If her failure to match her two older sisters, Goneril and Regan, to see who among the king’s daughters could be most obsequious would result in Cordelia’s disgrace and banishment, it was a price she was willing to pay to retain her dignity and to spare her father the lies and deceit that the aging monarch seemed to be inviting. In Act I, Scene I, of King Lear, the titular character is contemplating the division of his kingdom among his offspring, with the older, already married daughters doing the utmost to curry favor with their father. Goneril and Regan are only too happy to comply, dousing their father with the most flattering homilies and commitments to enduring love imaginable. To King Lear’s discredit, he is very receptive to these false declarations of love, and turns his wrath instead on Cordelia, angrily declaring to the King of France, who has just prevailed in the competition for Cordelia’s hand in marriage,
“Thou hast her, France: let her be thine; for we
Have no such daughter, nor shall ever see
That face of hers again. Therefore be gone
Without our grace, our love, our benison.”
If King Lear has allowed himself to be deceived by virtue of Cordelia’s refusal to add to her sisters’ obsequiousness into believing that Cordelia’s love for him is less than that suggested in Goneril and Regan’s homilies, than this will prove a fatal weakness that he will come to realize in Act I, Scene IV. Early in this scene, the king, while visiting the castle of Goneril, encounters a stranger who is Kent in disguise. Kent, of course, is, like Cordelia (and the Fool) among the more loyal of the king’s subjects, and sincerely wishes to help the falling monarch contend with the maliciousness of Lear’s oldest daughter. The unseen presence of Cordelia is now felt, with the incognito Kent suggesting the very attributes the king most requires:
I can keep honest counsel, ride, run, mar a curious
tale in telling it, and deliver a plain message
bluntly: that which ordinary men are fit for, I am
qualified in; and the best of me is diligence.

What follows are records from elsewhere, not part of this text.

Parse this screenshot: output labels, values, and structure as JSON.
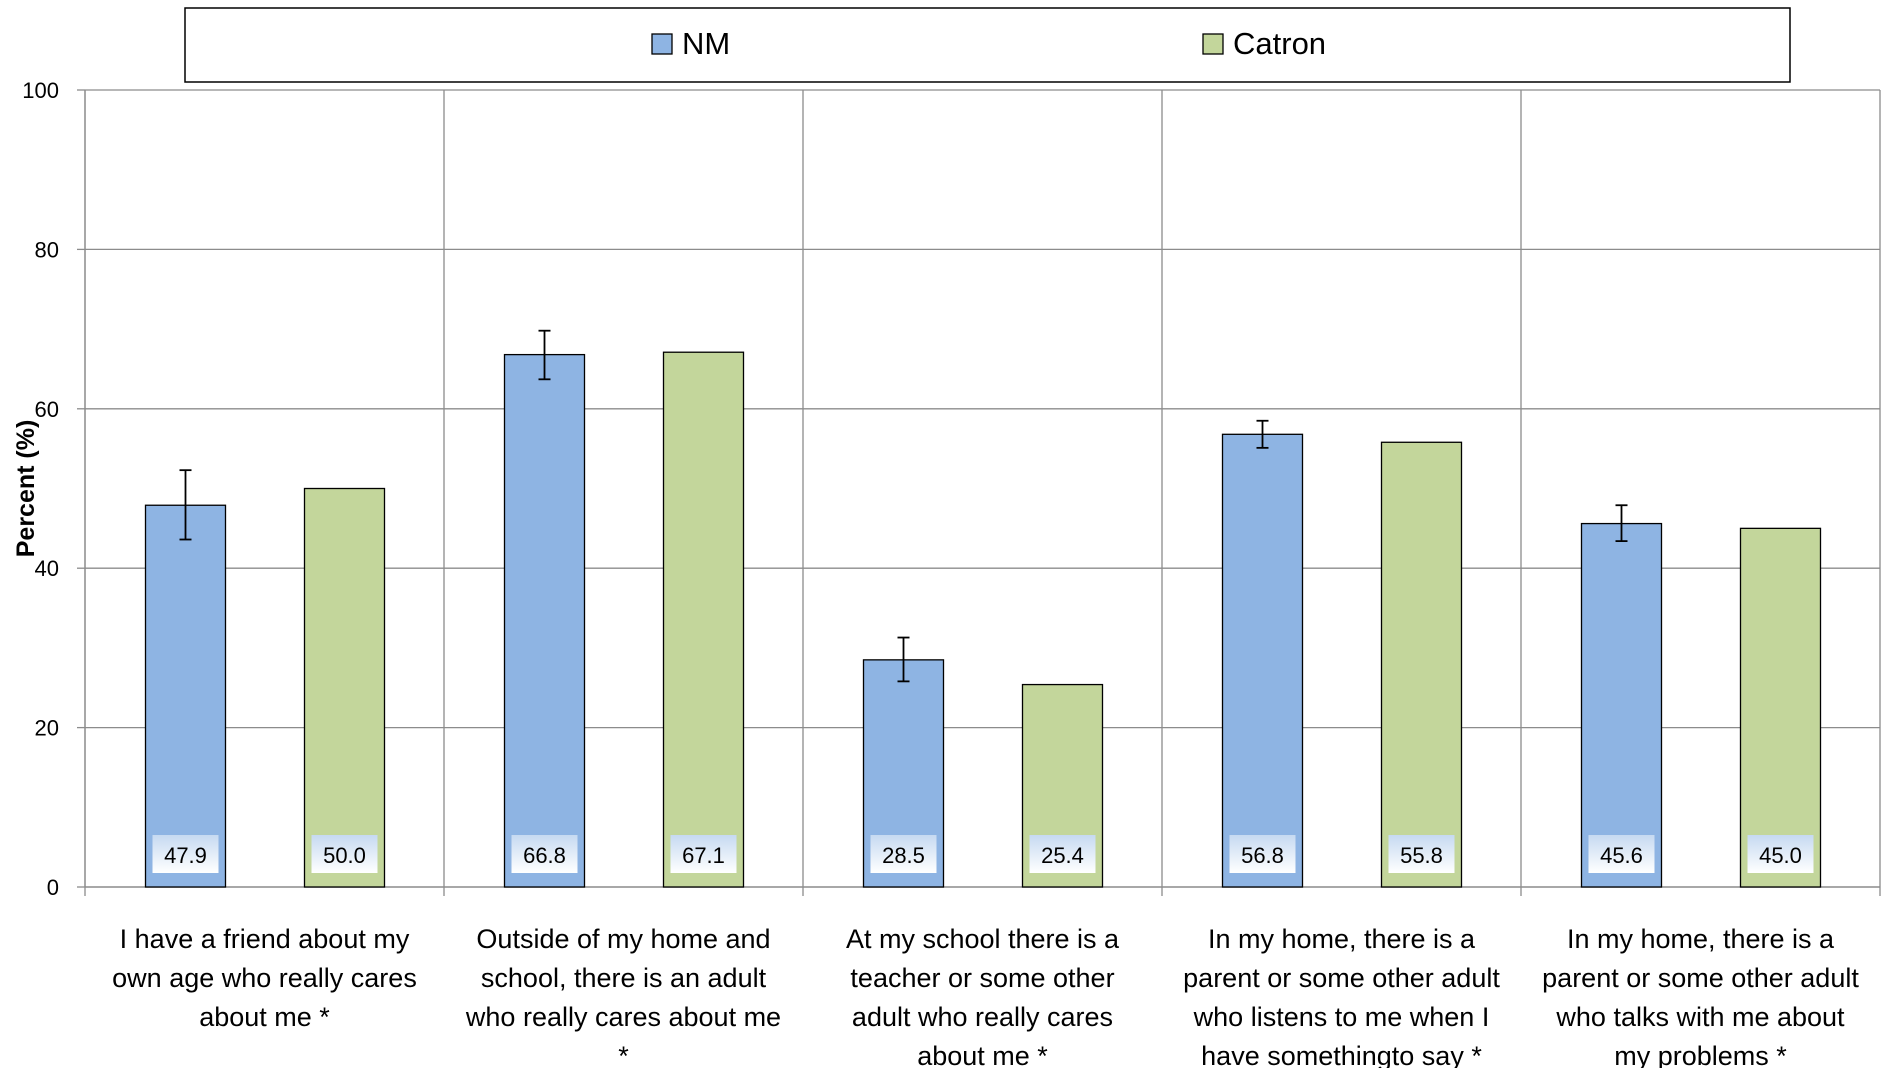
{
  "chart_data": {
    "type": "bar",
    "ylabel": "Percent (%)",
    "xlabel": "",
    "ylim": [
      0,
      100
    ],
    "yticks": [
      0,
      20,
      40,
      60,
      80,
      100
    ],
    "grid": true,
    "legend_position": "top",
    "categories": [
      [
        "I have a friend about my",
        "own age who really cares",
        "about me *"
      ],
      [
        "Outside of my home and",
        "school, there is an adult",
        "who really cares about me",
        "*"
      ],
      [
        "At my school there is a",
        "teacher or some other",
        "adult who really cares",
        "about me *"
      ],
      [
        "In my home, there is a",
        "parent or some other adult",
        "who listens to me when I",
        "have somethingto say *"
      ],
      [
        "In my home, there is a",
        "parent or some other adult",
        "who talks with me about",
        "my problems *"
      ]
    ],
    "series": [
      {
        "name": "NM",
        "color": "#8eb4e3",
        "values": [
          47.9,
          66.8,
          28.5,
          56.8,
          45.6
        ],
        "labels": [
          "47.9",
          "66.8",
          "28.5",
          "56.8",
          "45.6"
        ],
        "error_low": [
          43.6,
          63.7,
          25.8,
          55.1,
          43.4
        ],
        "error_high": [
          52.3,
          69.8,
          31.3,
          58.5,
          47.9
        ]
      },
      {
        "name": "Catron",
        "color": "#c3d69b",
        "values": [
          50.0,
          67.1,
          25.4,
          55.8,
          45.0
        ],
        "labels": [
          "50.0",
          "67.1",
          "25.4",
          "55.8",
          "45.0"
        ]
      }
    ]
  }
}
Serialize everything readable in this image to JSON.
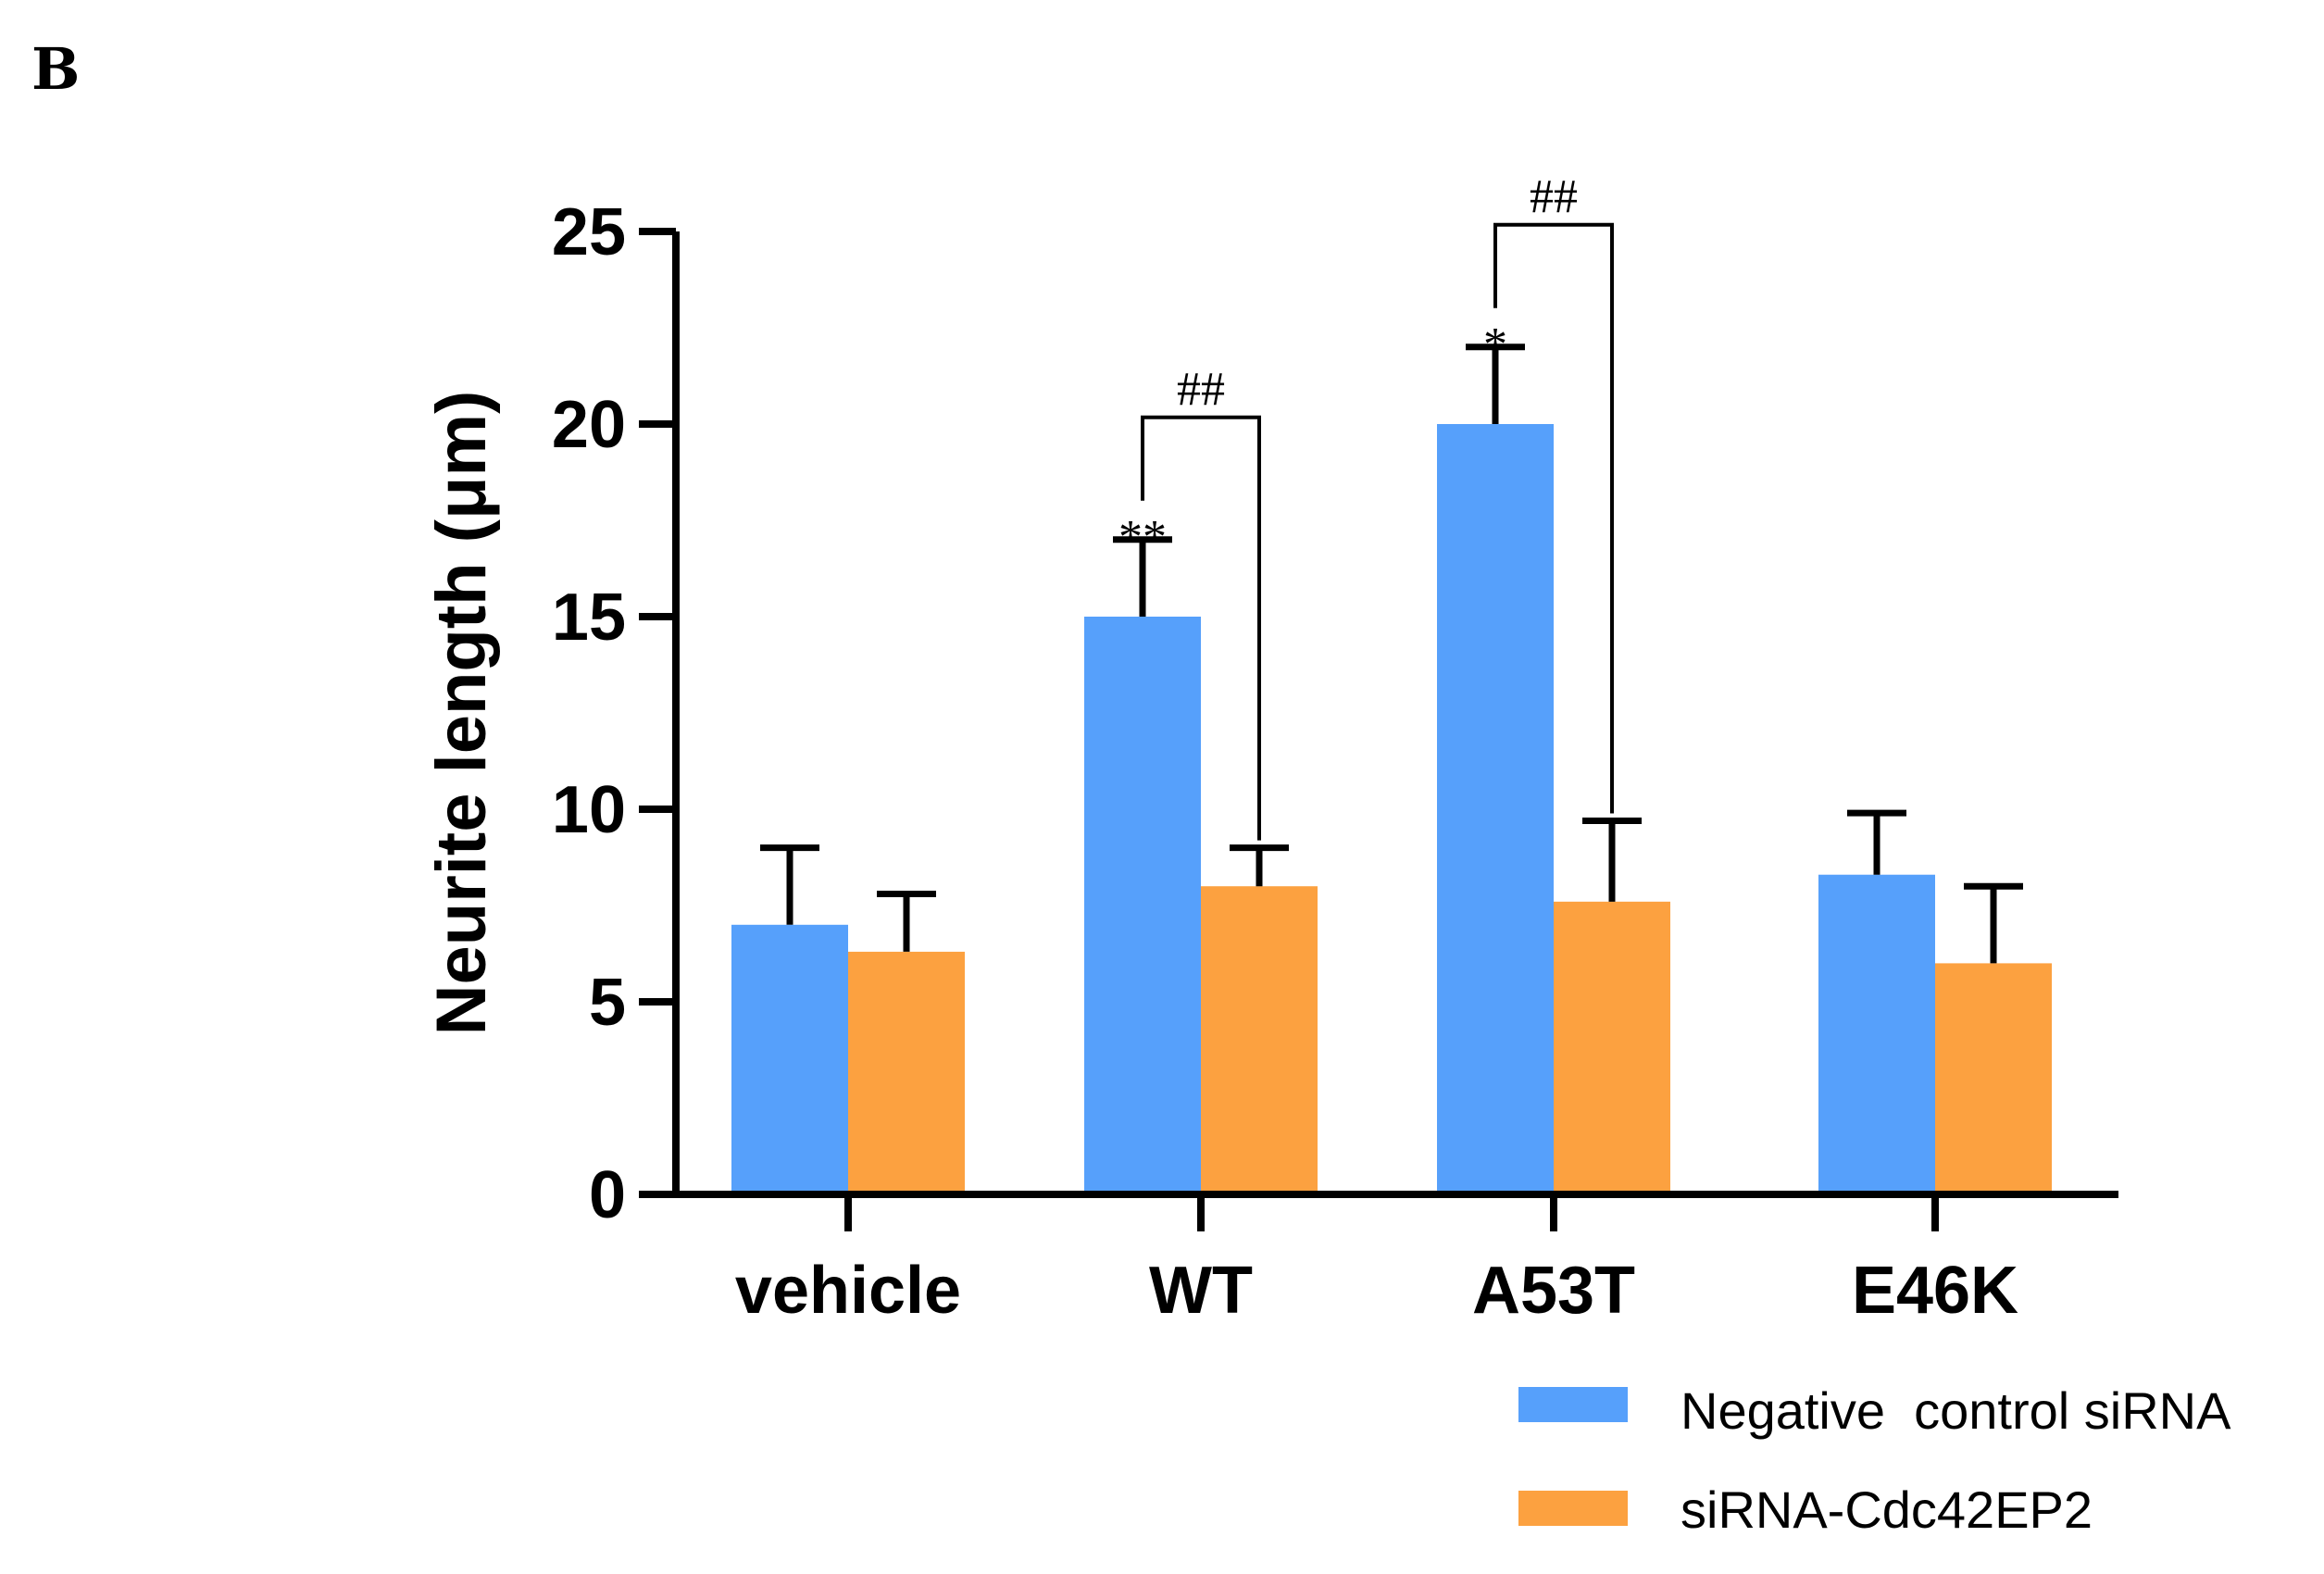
{
  "panel_label": "B",
  "chart_data": {
    "type": "bar",
    "title": "",
    "xlabel": "",
    "ylabel": "Neurite length (μm)",
    "ylim": [
      0,
      25
    ],
    "yticks": [
      0,
      5,
      10,
      15,
      20,
      25
    ],
    "ytick_labels": [
      "0",
      "5",
      "10",
      "15",
      "20",
      "25"
    ],
    "categories": [
      "vehicle",
      "WT",
      "A53T",
      "E46K"
    ],
    "series": [
      {
        "name": "Negative  control siRNA",
        "color": "#56a0fb",
        "values": [
          7.0,
          15.0,
          20.0,
          8.3
        ],
        "errors": [
          2.0,
          2.0,
          2.0,
          1.6
        ]
      },
      {
        "name": "siRNA-Cdc42EP2",
        "color": "#fca140",
        "values": [
          6.3,
          8.0,
          7.6,
          6.0
        ],
        "errors": [
          1.5,
          1.0,
          2.1,
          2.0
        ]
      }
    ],
    "significance": [
      {
        "category_index": 1,
        "marker": "**"
      },
      {
        "category_index": 2,
        "marker": "*"
      }
    ],
    "brackets": [
      {
        "category_index": 1,
        "marker": "##"
      },
      {
        "category_index": 2,
        "marker": "##"
      }
    ],
    "legend_position": "bottom-right"
  }
}
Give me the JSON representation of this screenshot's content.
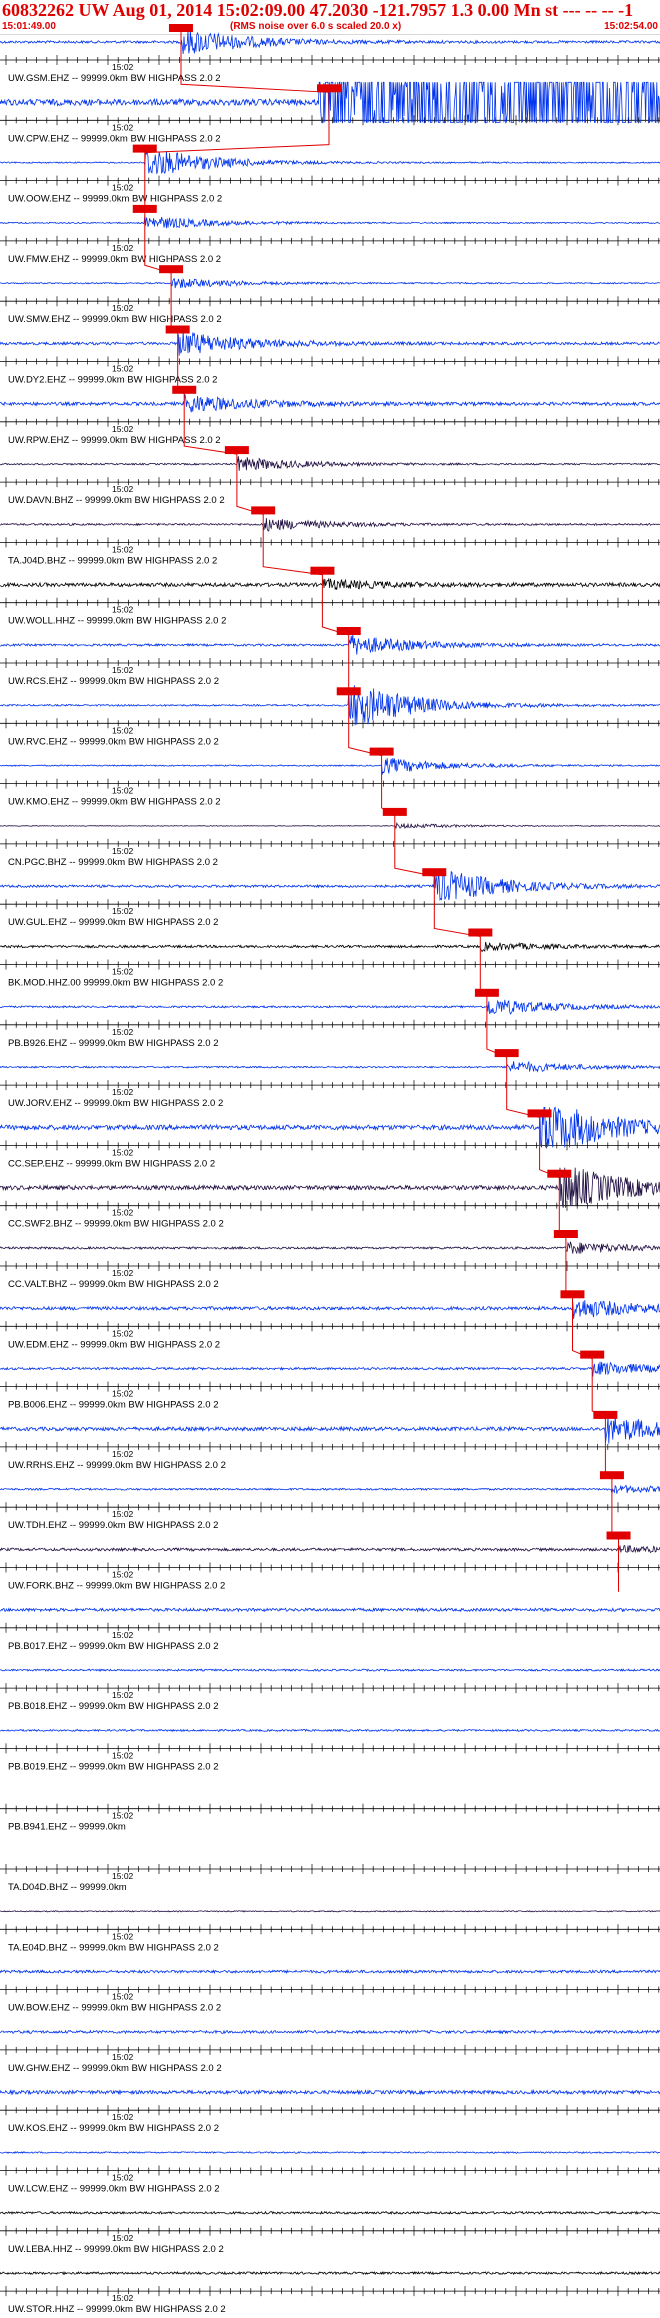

This comment by Kent—“I can keep honests counsel”—is reminiscent of the integrity missing from the king’s castle since the departure of Cordelia. The king’s visit to Goneril’s castle is a disaster, with tension hanging in the air and Lear developing a greater appreciation for the extent to which he has fallen subsequent to his decision to divide his kingdom. When a king is shunned by a mere servant—“Why came not the slave back to me when I called him,” to which a knight replies, “Sir, he answered me in the roundest manner, he would not”—it becomes all too apparent that his glory days are over. The king’s entourage is being poorly treated, and the king disrespected (although, the entourage was not exactly behaving in the manner to which Goneril and her staff have no doubt become accustomed), and, it is in this context that King Lear acknowledges his grave error in judgement with respect to his youngest and most loyal daughter, Cordelia:
[To GONERIL] Detested kite! thou liest.
My train are men of choice and rarest parts,
That all particulars of duty know,
And in the most exact regard support
The worships of their name. O most small fault,
How ugly didst thou in Cordelia show!
That, like an engine, wrench'd my frame of nature
From the fix'd place; drew from heart all love,
And added to the gall. O Lear, Lear, Lear!Beat at this gate, that let thy folly in,
King Lear recognizes that Cordelia’s refusal to abide her father’s expectations, including her declaration that, when she does marry, her love will be shared with a husband as well as with her father, was actually a more honest and endearing display of love for the king than either of the other daughters was able to muster. Cordelia’s frankness, in other words, is now being appreciated by King Lear, his dignity having been insulted by the malevolent Goneril. This, then, is the context and the meaning of the reference to Cordelia in Act I, Scene IV, of Shakespeare’s play.